Like bonobos and chimpanzees, dogs and grey wolves share most of their DNA—but there seems little reason to presume that, based on this fact, they must inevitably share the same social systems as well. In fact, domestication appears to have dissolved away much of the detail of wolfspecific behavior in dogs, leaving them with a behavioral repertoire that has much in common with that of slightly more distantly rel
ated species, such as the coyote Canis latrans, and even some more distant relatives in the same family, such as the golden jackal Canis aureus.
Even to early biologists, the differences between dogs’ behavior and that of wolves were obvious. Many of these differences are manifested socially: Dogs, for instance, are clearly not pack animals (although they do occasionally form groups), and they are much more adept than wolves at forming relationships with people. Over the years, many eminent biologists, including Nobel Prize winner Konrad Lorenz and even Charles Darwin himself, have been struck by the flexibility of the dog’s behavior as well as by the enormous size difference between the smallest and largest breeds. Both suggested that domestic dogs must be some kind of hybrid between two or even several of the canids. Lorenz, in his charming book Man Meets Dog, was convinced that wolves were far too independent in nature to explain the indiscriminate friendliness shown by many dogs, and proposed that most of the breeds that had originated in Europe were predominantly jackal in origin. He later retracted this idea, having realized that there was no evidence for spontaneous crossbreeding between dogs and jackals (as readily happens between dogs and wolves) and that the details of jackal behavior didn’t fit that of the dogs (the jackal’s howl, for example, is nothing like any dog’s).

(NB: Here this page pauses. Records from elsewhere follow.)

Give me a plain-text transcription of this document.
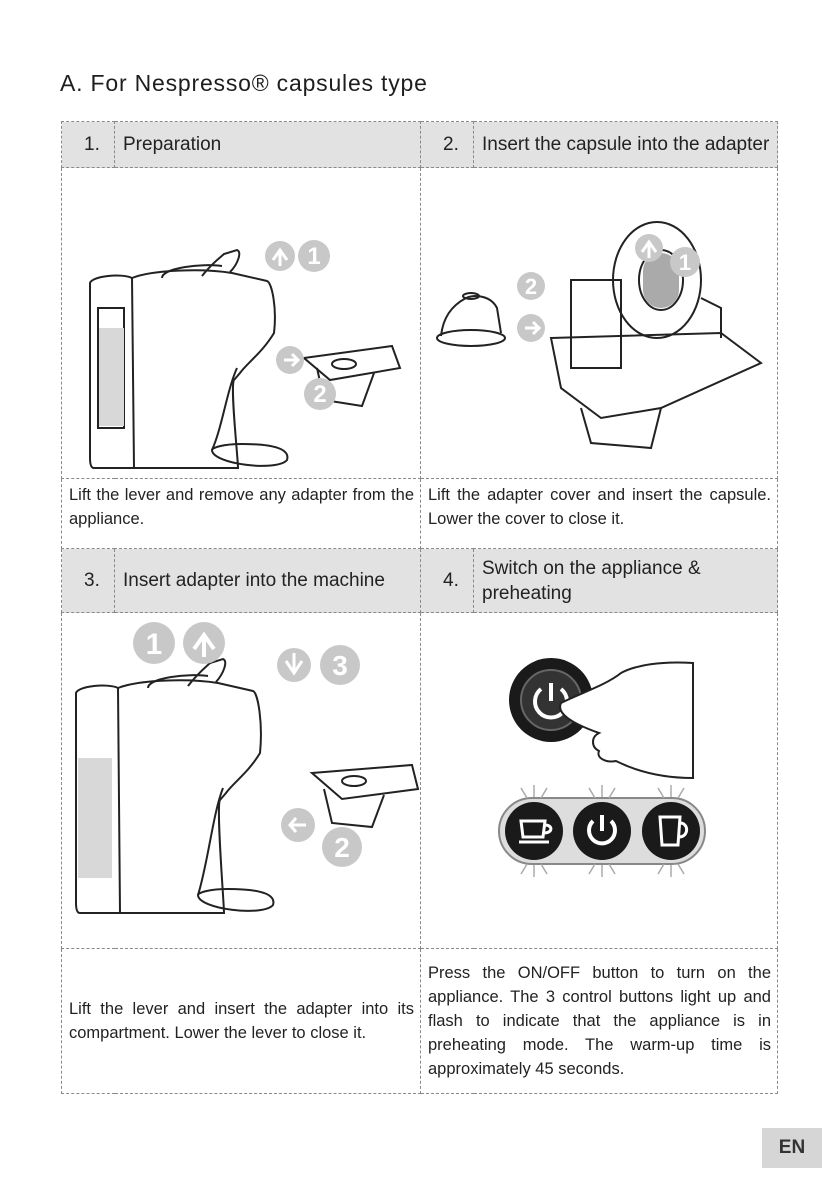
A. For Nespresso® capsules type
1.	Preparation	2.	Insert the capsule into the adapter

1
2		1
2	

Lift the lever and remove any adapter from the appliance.		Lift the adapter cover and insert the capsule. Lower the cover to close it.	
3.	Insert adapter into the machine	4.	Switch on the appliance & preheating

1
3
2

Lift the lever and insert the adapter into its compartment. Lower the lever to close it.		Press the ON/OFF button to turn on the appliance. The 3 control buttons light up and flash to indicate that the appliance is in preheating mode. The warm-up time is approximately 45 seconds.	
EN
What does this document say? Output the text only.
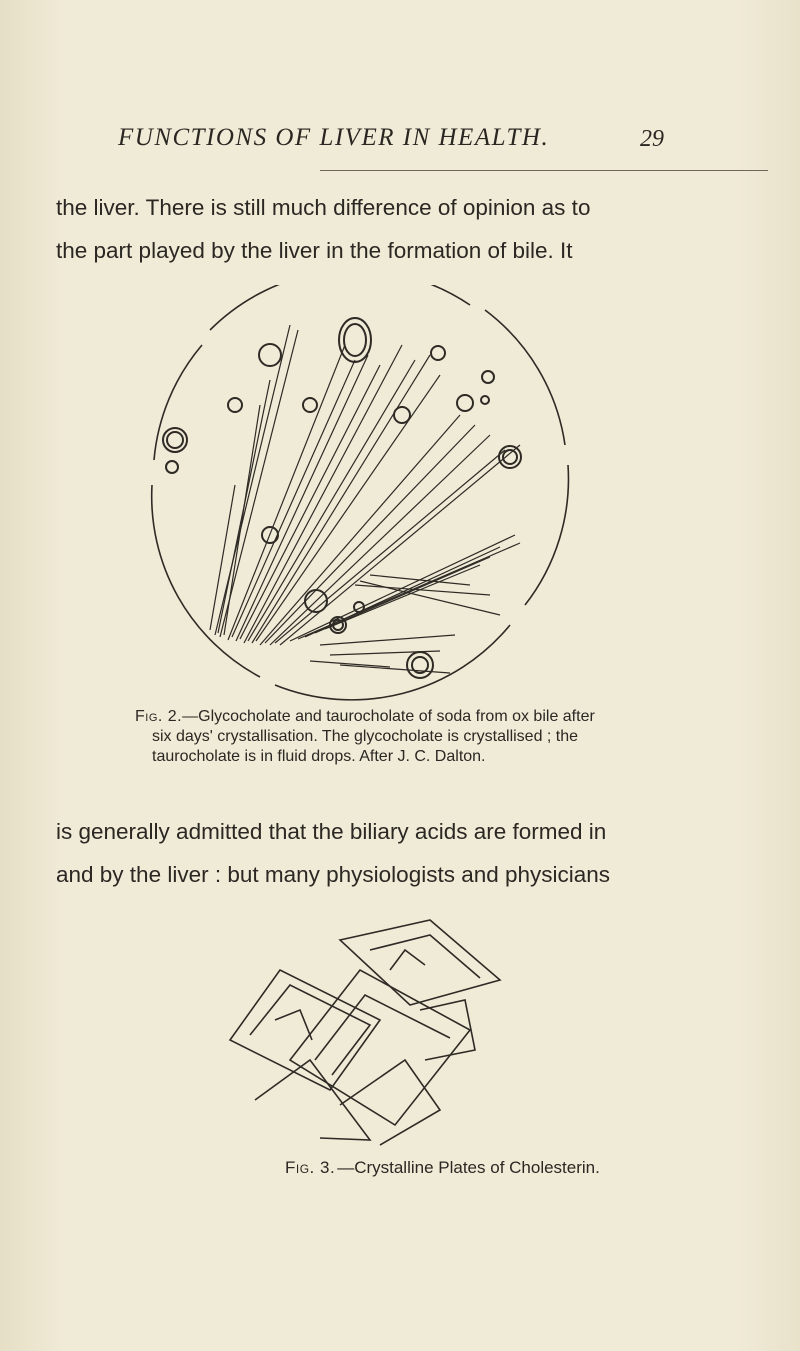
FUNCTIONS OF LIVER IN HEALTH.	29
the liver. There is still much difference of opinion as to
the part played by the liver in the formation of bile. It
Fig. 2.—Glycocholate and taurocholate of soda from ox bile after
six days' crystallisation. The glycocholate is crystallised ; the
taurocholate is in fluid drops. After J. C. Dalton.
is generally admitted that the biliary acids are formed in
and by the liver : but many physiologists and physicians
Fig. 3. —Crystalline Plates of Cholesterin.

Despite these scientists’ best efforts to determine why dogs are so different from wolves in their behavior, the puzzle was not resolved and remains largely unanswered to this day. Yet perhaps some clues can be gathered if we look further back in evolutionary time, thinking of our domestic dog as a product not of one species, the grey wolf, but of a whole family, the Canidae (also referred to as the Dog family, as noted above, but hereafter referred to as canids to avoid confusion with the domestic dog). Many of the canid species have sophisticated social lives, which—when they overlap with those of dogs—can potentially shed light on the origins of dog behavior; coyotes, for instance, are much more promiscuous than wolves, a characteristic shared with dogs. Although the behavioral traits of other canids are not as well understood or well publicized as those of the grey wolf, they nevertheless have a great deal to tell us about when—and how—dog behavior may have originated.